According to Dr Chris Shade, an environmental and analytical chemist who specialises in the human detoxification system, the most significant cause of Phase III dysfunction is inflammation, especially in the gut. When Phase III is blocked a negative feedback loop results in the down regulation of Phase II enzymes. Intermediate metabolites produced in Phase I are then at risk of building up resulting in increased oxidative damage which further impairs detoxification capacity.

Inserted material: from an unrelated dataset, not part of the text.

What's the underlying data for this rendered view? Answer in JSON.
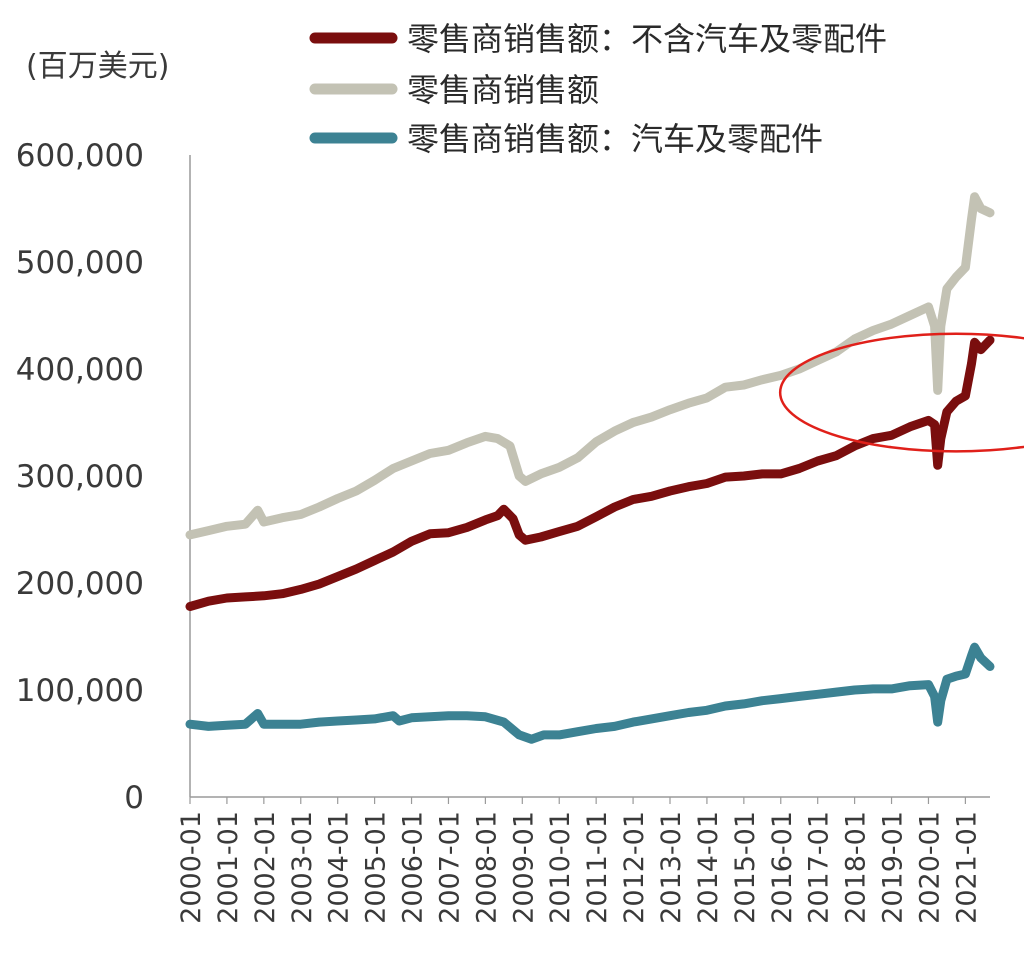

The clinical goal here should include supporting the GI tract by reducing inflammation, binding toxins in the gut and promoting efficient elimination. Therapeutic considerations may include high-bioavailability curcumin, chlorella and water soluble fibre. Consider also supplementing with nutrients required for normal Phase II function and antioxidant support which specifically includes glutathione and R-alpha-lipoic acid. These nutrients have poor bioavailability and would therefore have limited therapeutic value unless provided in a more advanced delivery system. Liposomal technology allows these nutrients to be delivered in nano-sized vesicles for enhanced absorption through the mucosa of the mouth.
The human detoxification system is a delicate and complex process involving three distinct phases. However, it is only very recently that we have elucidated the function and significance of Phase III. We now understand that any successful therapeutic management of detoxification requires us to restore, manage and augment this phase, which can then have profound implications for health and resilience.